Almost every second dialysis employee felt under severe stress from non-nursing tasks. Lewis et al. also reported occupational stress from non-nursing tasks [5]. Other studies do not differentiate between nursing and non-nursing tasks, but just report high occupational stress [1, 8, 17].

Twenty-five per cent of participants were stressed by having to cope with sickness and death. Other studies have found higher values for stress from near-death experiences or the death of patients [1, 2, 5, 6].

When comparing dialysis staff with geriatric nurses, it should be considered that in the COPSOQ database the professions or occupations are classified according to the system of job classification of the German Federal Statistical Office. Thus, there is no differentiation between out-patient and in-patient geriatric care. The values for both sectors are combined to a single mean value, which can bias our conclusion. In a study by Nübling et al. these two groups were separately examined [12]. They found that out-patient personnel had a much better opinion of their psychosocial situation than did in-patient personnel. However, we were surprised by the relatively poor results for dialysis staff in comparison to geriatric nurses in nearly all aspects. It would be interesting to analyse whether and to what extent these differences can be explained by individual characteristics or by differences in the organisations.
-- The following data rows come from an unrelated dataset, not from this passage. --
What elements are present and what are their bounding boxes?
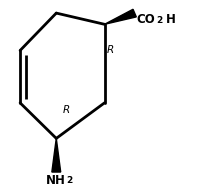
Text: 2: 2 [155,16,161,25]
Text: CO: CO [136,13,155,26]
Text: R: R [62,105,69,115]
Text: H: H [165,13,175,26]
Text: R: R [106,45,113,56]
Polygon shape [104,9,136,24]
Text: NH: NH [46,174,66,187]
Text: 2: 2 [66,176,72,185]
Polygon shape [52,138,60,172]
To our knowledge, there is no comprehensive data to compare our sample with the total population of German dialyses employees. Therefore, we cannot proof the representativeness of the study sample. In the present cross-sectional study, stress and strain were recorded at the same time, which can lead to a common method bias. Moreover, mean comparisons cannot be used to identify factors that may be linked to possible impairments in well-being, i.e. no relationships are established between psychosocial occupational stress and outcomes. Nevertheless, the results provide some indications of possible approaches to reduce stress on employees in dialysis.
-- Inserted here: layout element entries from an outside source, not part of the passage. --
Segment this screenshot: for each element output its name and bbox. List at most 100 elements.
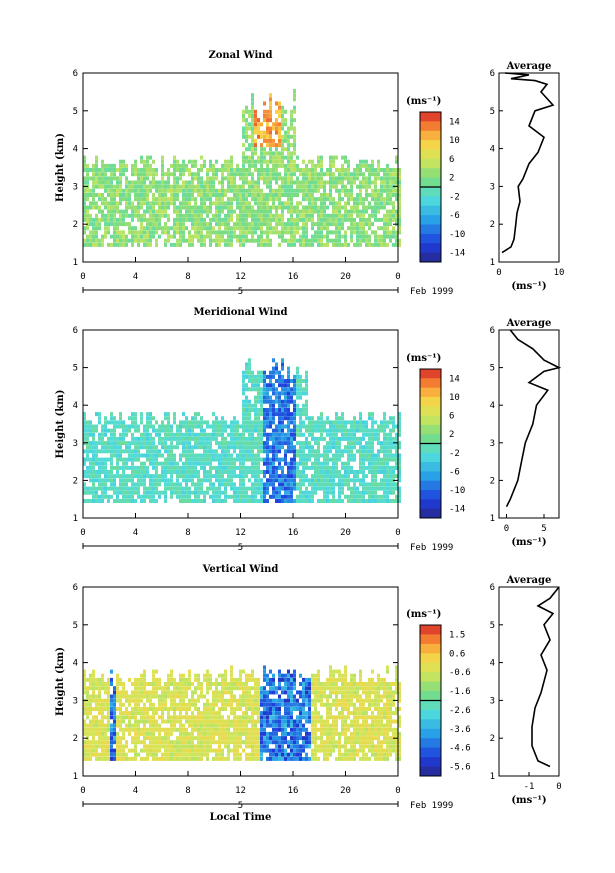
heatmap-cell (167, 711, 170, 716)
heatmap-cell (233, 461, 236, 466)
heatmap-cell (275, 163, 278, 168)
heatmap-cell (122, 449, 125, 454)
heatmap-cell (248, 213, 251, 218)
heatmap-cell (227, 494, 230, 499)
heatmap-cell (197, 184, 200, 189)
heatmap-cell (233, 226, 236, 231)
heatmap-cell (110, 702, 113, 707)
heatmap-cell (344, 428, 347, 433)
heatmap-cell (317, 180, 320, 185)
heatmap-cell (209, 744, 212, 749)
heatmap-cell (140, 698, 143, 703)
heatmap-cell (191, 715, 194, 720)
heatmap-cell (395, 155, 398, 160)
heatmap-cell (257, 408, 260, 412)
heatmap-cell (242, 230, 245, 235)
heatmap-cell (374, 213, 377, 218)
heatmap-cell (269, 205, 272, 210)
colorbar-tick-label: 6 (449, 155, 454, 165)
heatmap-cell (107, 707, 110, 711)
heatmap-cell (161, 159, 164, 164)
heatmap-cell (113, 756, 116, 761)
heatmap-cell (191, 470, 194, 474)
heatmap-cell (287, 242, 290, 247)
heatmap-cell (203, 474, 206, 479)
heatmap-cell (143, 428, 146, 433)
colorbar-segment (420, 121, 441, 132)
heatmap-cell (146, 736, 149, 741)
heatmap-cell (98, 180, 101, 185)
heatmap-cell (350, 453, 353, 458)
heatmap-cell (308, 209, 311, 214)
heatmap-cell (350, 184, 353, 189)
heatmap-cell (251, 482, 254, 487)
heatmap-cell (386, 486, 389, 491)
heatmap-cell (389, 222, 392, 227)
zonal-average-frame (498, 72, 560, 263)
heatmap-cell (353, 424, 356, 429)
heatmap-cell (221, 449, 224, 454)
heatmap-cell (104, 756, 107, 761)
heatmap-cell (380, 242, 383, 247)
heatmap-cell (128, 457, 131, 462)
heatmap-cell (167, 172, 170, 177)
heatmap-cell (143, 184, 146, 189)
heatmap-cell (188, 748, 191, 753)
heatmap-cell (110, 222, 113, 227)
heatmap-cell (278, 474, 281, 479)
heatmap-cell (218, 226, 221, 231)
heatmap-cell (191, 424, 194, 429)
heatmap-cell (191, 217, 194, 222)
heatmap-cell (161, 428, 164, 433)
heatmap-cell (275, 494, 278, 499)
heatmap-cell (194, 744, 197, 749)
heatmap-cell (374, 453, 377, 458)
heatmap-cell (362, 217, 365, 222)
heatmap-cell (167, 436, 170, 441)
heatmap-cell (134, 205, 137, 210)
heatmap-cell (107, 744, 110, 749)
heatmap-cell (260, 412, 263, 417)
heatmap-cell (176, 226, 179, 231)
heatmap-cell (140, 230, 143, 235)
heatmap-cell (317, 428, 320, 433)
heatmap-cell (296, 180, 299, 185)
heatmap-cell (311, 445, 314, 450)
heatmap-cell (314, 420, 317, 425)
heatmap-cell (350, 436, 353, 441)
heatmap-cell (176, 756, 179, 761)
heatmap-cell (323, 474, 326, 479)
heatmap-cell (269, 155, 272, 160)
heatmap-cell (146, 226, 149, 231)
heatmap-cell (230, 474, 233, 479)
heatmap-cell (110, 449, 113, 454)
heatmap-cell (86, 445, 89, 450)
heatmap-cell (344, 424, 347, 429)
heatmap-cell (242, 109, 245, 114)
heatmap-cell (332, 445, 335, 450)
heatmap-cell (395, 234, 398, 239)
heatmap-cell (275, 449, 278, 454)
heatmap-cell (341, 412, 344, 417)
heatmap-cell (293, 499, 296, 503)
heatmap-cell (326, 226, 329, 231)
heatmap-cell (92, 217, 95, 222)
heatmap-cell (110, 184, 113, 189)
heatmap-cell (239, 436, 242, 441)
heatmap-cell (392, 428, 395, 433)
heatmap-cell (101, 731, 104, 736)
heatmap-cell (182, 478, 185, 483)
heatmap-cell (152, 424, 155, 429)
heatmap-cell (167, 453, 170, 458)
heatmap-cell (92, 669, 95, 674)
heatmap-cell (338, 428, 341, 433)
heatmap-cell (293, 486, 296, 491)
heatmap-cell (164, 242, 167, 247)
heatmap-cell (158, 707, 161, 711)
heatmap-cell (188, 756, 191, 761)
colorbar-segment (420, 508, 441, 519)
heatmap-cell (188, 494, 191, 499)
heatmap-cell (98, 723, 101, 728)
heatmap-cell (191, 752, 194, 757)
heatmap-cell (260, 499, 263, 503)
In conclusion, dialysis staff rated their possibilities for influence and development, the social relations and quality of leadership poorer than did hospital and geriatric nursing. Improvement in feedback culture and emphasis by superior on greater employee participation and involvement could decrease the stress suffered by dialysis employees, as the differences from hospital and geriatric nursing are greatest in these areas. The high variance of the results between the facilities indicates that the observed deficits are not inherent to dialysis, but can be favourably influenced by the individual facilities.